In 2D, edge-interior asperities are evenly spaced along each edge (excluding the endpoints, which are already vertex asperities).

In 3D, face-interior asperities are quasi-uniformly sampled inside each triangular face via a barycentric-coordinate remap. They stay on the flat face — not projected to the circumscribing sphere — so the particle’s faceted character is preserved (asperities on faces sit closer to the center than vertex asperities).

Parameters:
  • nv (int) – Total number of asperities. Must be >= n_facets in 2D and >= 12 in 3D. Larger nv → higher surface density.

  • N (int) – Number of bodies (all identical copies; per-body orientation is handled downstream).

  • dim (int) – Spatial dimension (2 or 3).

  • n_facets (int) – 2D only: number of polygon sides / vertices. Must be >= 3. Ignored in 3D (the icosahedron has 12 vertices / 20 faces fixed).

  • aspect_ratio (None, scalar, or (dim,) array-like) – Axis stretch in the usual “normalize to max=1” convention.

Returns:

Shape (nv, dim) if N == 1 else (N, nv, dim). Vertex asperities appear first in the array, followed by edge/face fillers grouped by primitive.

Return type:

jax.Array

jaxdem.utils.meshes.generate_arclength_mesh(nv: int, N: int, dim: int = 2, aspect_ratio: Any = None, n_fine: int | None = None) Array[source]#

2D mesh with equal arc-length spacing along the ellipse / circle perimeter.

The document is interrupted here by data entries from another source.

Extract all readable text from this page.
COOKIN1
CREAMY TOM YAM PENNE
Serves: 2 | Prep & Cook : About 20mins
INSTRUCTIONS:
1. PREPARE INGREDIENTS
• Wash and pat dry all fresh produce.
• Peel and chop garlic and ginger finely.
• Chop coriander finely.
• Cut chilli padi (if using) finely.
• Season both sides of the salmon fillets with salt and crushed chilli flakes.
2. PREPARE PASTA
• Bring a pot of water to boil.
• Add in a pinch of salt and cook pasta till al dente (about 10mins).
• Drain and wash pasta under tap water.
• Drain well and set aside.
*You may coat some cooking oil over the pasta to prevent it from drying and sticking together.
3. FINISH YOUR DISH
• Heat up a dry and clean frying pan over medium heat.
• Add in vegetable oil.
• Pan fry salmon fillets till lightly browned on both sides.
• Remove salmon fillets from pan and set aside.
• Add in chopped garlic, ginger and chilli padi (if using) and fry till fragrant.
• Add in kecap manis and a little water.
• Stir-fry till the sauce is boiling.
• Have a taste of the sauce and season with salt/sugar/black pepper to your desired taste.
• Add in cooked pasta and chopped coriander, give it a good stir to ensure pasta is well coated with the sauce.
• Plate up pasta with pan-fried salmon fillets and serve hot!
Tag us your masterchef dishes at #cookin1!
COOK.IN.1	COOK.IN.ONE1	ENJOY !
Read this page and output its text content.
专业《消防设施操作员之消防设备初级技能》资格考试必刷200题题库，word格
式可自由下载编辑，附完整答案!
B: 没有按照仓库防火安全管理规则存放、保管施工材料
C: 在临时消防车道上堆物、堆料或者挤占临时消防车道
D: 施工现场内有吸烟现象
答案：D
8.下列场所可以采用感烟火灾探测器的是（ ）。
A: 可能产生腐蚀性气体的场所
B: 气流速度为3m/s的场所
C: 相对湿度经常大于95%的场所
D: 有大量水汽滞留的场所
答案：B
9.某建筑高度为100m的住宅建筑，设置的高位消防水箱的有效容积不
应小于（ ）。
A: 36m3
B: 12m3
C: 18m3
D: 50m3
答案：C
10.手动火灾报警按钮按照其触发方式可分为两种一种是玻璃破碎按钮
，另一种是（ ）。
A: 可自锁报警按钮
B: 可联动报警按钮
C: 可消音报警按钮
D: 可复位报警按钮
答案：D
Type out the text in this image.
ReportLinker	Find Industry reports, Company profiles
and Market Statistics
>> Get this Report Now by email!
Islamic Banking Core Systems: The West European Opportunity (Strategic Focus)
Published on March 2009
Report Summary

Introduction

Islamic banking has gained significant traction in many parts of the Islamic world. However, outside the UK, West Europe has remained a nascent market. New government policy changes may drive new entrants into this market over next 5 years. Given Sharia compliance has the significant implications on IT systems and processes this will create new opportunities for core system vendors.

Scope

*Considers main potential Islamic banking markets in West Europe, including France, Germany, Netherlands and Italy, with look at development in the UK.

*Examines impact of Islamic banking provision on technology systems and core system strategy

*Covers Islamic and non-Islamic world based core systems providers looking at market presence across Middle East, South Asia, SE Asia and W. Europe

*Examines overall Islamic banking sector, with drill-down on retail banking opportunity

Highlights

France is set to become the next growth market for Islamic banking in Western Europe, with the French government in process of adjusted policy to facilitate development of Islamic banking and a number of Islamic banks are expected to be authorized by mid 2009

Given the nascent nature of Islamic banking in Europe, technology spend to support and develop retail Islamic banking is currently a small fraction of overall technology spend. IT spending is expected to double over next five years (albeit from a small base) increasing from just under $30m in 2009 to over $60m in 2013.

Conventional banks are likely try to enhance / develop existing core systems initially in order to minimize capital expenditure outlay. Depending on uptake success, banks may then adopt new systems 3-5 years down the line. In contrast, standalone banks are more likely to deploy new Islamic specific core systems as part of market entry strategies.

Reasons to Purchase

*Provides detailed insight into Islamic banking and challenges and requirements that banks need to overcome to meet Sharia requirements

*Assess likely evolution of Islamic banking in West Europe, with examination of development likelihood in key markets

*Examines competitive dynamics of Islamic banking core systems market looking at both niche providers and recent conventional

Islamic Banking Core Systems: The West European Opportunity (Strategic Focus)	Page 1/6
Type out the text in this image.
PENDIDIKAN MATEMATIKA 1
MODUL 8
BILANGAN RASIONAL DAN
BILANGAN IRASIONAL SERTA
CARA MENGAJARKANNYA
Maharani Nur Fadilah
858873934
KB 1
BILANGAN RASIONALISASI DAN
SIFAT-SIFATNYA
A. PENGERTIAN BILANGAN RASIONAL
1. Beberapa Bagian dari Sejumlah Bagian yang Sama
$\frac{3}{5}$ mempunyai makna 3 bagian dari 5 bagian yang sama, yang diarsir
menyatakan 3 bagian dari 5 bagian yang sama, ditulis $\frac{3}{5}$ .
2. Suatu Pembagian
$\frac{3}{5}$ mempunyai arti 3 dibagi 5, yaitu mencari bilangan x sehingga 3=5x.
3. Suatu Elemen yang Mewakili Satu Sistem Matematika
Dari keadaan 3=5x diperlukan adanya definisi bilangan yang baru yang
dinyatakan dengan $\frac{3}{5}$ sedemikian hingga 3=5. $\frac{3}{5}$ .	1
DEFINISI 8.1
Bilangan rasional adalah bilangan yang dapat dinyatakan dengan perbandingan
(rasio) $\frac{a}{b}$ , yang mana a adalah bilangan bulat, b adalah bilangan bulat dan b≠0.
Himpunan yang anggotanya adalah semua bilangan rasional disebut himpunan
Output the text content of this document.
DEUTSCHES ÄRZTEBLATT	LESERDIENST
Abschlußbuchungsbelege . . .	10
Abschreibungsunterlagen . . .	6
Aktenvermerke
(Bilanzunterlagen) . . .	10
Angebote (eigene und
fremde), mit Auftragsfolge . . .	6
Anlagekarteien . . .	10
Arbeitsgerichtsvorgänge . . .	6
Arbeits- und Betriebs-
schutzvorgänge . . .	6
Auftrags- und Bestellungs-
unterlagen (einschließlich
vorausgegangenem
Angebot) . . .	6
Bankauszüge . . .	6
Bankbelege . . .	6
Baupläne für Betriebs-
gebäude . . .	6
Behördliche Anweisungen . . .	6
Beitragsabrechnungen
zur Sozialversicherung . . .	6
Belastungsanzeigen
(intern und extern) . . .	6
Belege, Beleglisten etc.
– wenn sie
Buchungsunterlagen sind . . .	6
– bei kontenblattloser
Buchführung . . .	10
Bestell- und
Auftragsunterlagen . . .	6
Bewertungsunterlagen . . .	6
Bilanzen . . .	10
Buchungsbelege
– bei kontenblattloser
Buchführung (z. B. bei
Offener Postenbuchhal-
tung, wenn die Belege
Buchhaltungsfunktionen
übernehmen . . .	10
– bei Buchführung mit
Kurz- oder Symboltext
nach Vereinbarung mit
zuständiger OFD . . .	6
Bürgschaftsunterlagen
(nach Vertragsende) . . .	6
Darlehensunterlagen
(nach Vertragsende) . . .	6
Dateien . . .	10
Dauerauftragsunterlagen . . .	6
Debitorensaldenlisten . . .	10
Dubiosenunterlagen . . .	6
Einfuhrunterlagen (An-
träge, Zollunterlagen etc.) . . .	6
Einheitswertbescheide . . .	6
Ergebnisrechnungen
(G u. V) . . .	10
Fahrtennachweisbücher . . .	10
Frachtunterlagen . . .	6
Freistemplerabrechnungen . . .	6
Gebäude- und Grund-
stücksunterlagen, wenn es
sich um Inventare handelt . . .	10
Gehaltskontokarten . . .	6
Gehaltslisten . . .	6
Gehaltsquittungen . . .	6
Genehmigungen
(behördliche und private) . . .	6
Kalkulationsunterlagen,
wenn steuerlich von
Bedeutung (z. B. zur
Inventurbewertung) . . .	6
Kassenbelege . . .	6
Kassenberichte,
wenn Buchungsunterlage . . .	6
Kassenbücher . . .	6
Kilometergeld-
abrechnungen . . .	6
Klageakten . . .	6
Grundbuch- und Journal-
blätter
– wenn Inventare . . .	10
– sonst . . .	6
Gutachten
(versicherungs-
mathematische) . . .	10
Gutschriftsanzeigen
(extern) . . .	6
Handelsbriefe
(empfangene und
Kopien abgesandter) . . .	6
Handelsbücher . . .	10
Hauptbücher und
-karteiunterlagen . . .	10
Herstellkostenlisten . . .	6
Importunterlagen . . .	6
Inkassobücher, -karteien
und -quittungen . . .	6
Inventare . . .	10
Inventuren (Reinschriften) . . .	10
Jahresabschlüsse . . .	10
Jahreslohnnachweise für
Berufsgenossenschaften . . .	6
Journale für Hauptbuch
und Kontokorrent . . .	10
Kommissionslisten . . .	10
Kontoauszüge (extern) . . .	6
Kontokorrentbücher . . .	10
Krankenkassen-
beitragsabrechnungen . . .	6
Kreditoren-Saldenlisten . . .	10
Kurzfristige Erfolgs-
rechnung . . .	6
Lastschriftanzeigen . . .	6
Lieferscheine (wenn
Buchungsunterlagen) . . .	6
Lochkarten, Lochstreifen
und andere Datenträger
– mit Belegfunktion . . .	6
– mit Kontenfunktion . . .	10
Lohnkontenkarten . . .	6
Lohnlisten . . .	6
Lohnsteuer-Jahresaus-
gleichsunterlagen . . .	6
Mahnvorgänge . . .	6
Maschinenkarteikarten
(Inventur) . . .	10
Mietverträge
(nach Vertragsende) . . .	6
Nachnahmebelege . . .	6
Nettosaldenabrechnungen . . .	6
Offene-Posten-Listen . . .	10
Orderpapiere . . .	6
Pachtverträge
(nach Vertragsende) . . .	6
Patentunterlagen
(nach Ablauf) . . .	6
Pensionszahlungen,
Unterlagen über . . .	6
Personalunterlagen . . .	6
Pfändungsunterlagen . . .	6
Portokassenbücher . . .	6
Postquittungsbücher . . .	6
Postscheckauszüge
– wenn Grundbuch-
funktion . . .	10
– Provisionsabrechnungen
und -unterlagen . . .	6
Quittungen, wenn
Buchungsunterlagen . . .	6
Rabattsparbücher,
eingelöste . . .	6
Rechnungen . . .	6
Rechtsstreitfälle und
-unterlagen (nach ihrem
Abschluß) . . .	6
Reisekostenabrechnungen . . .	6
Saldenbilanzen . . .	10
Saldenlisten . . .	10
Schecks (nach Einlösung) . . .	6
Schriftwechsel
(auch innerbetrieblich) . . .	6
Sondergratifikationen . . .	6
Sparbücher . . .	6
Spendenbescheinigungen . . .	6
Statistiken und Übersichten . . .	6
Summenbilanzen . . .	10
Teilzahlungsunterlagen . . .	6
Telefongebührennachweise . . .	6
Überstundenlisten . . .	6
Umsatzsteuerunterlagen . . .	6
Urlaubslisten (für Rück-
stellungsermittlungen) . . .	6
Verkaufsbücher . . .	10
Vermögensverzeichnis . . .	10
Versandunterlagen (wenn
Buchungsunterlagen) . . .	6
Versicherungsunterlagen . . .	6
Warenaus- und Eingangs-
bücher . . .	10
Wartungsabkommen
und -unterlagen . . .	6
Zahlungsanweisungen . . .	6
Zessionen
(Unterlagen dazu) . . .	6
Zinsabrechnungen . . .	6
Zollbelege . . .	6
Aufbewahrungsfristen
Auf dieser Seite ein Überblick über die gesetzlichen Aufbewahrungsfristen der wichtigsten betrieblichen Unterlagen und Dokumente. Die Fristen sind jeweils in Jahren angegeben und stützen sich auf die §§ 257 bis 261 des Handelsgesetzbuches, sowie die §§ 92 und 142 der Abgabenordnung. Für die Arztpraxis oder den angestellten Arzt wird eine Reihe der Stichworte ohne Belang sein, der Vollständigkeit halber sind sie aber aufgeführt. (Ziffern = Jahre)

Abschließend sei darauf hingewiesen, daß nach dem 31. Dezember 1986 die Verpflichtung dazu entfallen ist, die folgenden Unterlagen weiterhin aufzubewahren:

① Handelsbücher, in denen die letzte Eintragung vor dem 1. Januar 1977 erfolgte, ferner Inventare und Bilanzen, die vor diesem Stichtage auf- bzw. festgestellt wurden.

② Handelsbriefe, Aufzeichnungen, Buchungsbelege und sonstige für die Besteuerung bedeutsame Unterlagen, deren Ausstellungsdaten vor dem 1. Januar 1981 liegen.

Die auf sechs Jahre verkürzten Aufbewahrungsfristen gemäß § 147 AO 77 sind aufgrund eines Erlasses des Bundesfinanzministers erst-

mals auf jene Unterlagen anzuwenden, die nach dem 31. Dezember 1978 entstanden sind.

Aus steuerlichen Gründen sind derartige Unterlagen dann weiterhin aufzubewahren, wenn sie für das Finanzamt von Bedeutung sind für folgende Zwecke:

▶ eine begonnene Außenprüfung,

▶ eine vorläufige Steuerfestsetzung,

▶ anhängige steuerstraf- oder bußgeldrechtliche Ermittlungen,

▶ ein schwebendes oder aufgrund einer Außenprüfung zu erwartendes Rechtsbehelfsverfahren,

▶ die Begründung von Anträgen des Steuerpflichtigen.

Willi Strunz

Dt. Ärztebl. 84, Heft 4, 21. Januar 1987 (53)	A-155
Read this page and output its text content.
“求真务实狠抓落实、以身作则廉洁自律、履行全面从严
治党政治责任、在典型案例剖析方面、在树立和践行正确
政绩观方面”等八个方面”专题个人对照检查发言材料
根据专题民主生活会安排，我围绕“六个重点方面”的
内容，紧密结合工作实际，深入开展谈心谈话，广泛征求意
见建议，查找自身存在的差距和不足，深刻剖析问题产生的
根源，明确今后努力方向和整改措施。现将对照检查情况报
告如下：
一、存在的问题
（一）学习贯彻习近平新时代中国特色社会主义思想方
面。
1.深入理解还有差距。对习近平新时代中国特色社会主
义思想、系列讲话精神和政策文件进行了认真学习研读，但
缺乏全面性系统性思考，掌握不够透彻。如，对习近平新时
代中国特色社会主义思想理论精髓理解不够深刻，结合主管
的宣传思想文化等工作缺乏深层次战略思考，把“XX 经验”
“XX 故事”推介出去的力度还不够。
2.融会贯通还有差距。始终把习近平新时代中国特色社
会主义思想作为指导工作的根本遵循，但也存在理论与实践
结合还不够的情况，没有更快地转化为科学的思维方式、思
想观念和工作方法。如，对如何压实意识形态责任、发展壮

This is the closed-form analogue of the converged (n_steps ) Thomson ground state in 2D. On a circle the two coincide exactly — both give the regular nv-gon. On an ellipse, “uniform neighbor distance” (= equal arc-length spacing) is exactly the α packing-problem limit of Riesz-energy minimization and a very close approximation to the α = 1 Thomson ground state. Use this when you’d otherwise run Thomson with a huge n_steps budget on a 2D particle — it arrives at essentially the same answer in one numerical integration, deterministically.

The algorithm inverts the arc-length parameterization of the ellipse (a cos t, b sin t) numerically: trapezoidal-rule the arclength integrand on a fine grid, then linearly interpolate the angles corresponding to nv equally spaced target arc lengths. Accuracy is controlled by n_fine (auto-sized to max(10_000, 200 * nv) by default).

Parameters:
  • nv (int) – Number of surface vertices. Must be >= 3.

  • N (int) – Number of bodies (all identical copies; per-body orientation is handled downstream).

  • dim (int) – Must be 2. In 3D “uniform neighbor distance” is generically the multi-point Thomson problem — use generate_thomson_mesh().

  • aspect_ratio (None, scalar, or (2,) array-like) – Ellipse semi-axes in the usual “normalize to max=1” convention. None gives a circle.

  • n_fine (int, optional) – Grid resolution for the arc-length integral. None auto-sizes.

Returns:

Shape (nv, 2) if N == 1 else (N, nv, 2).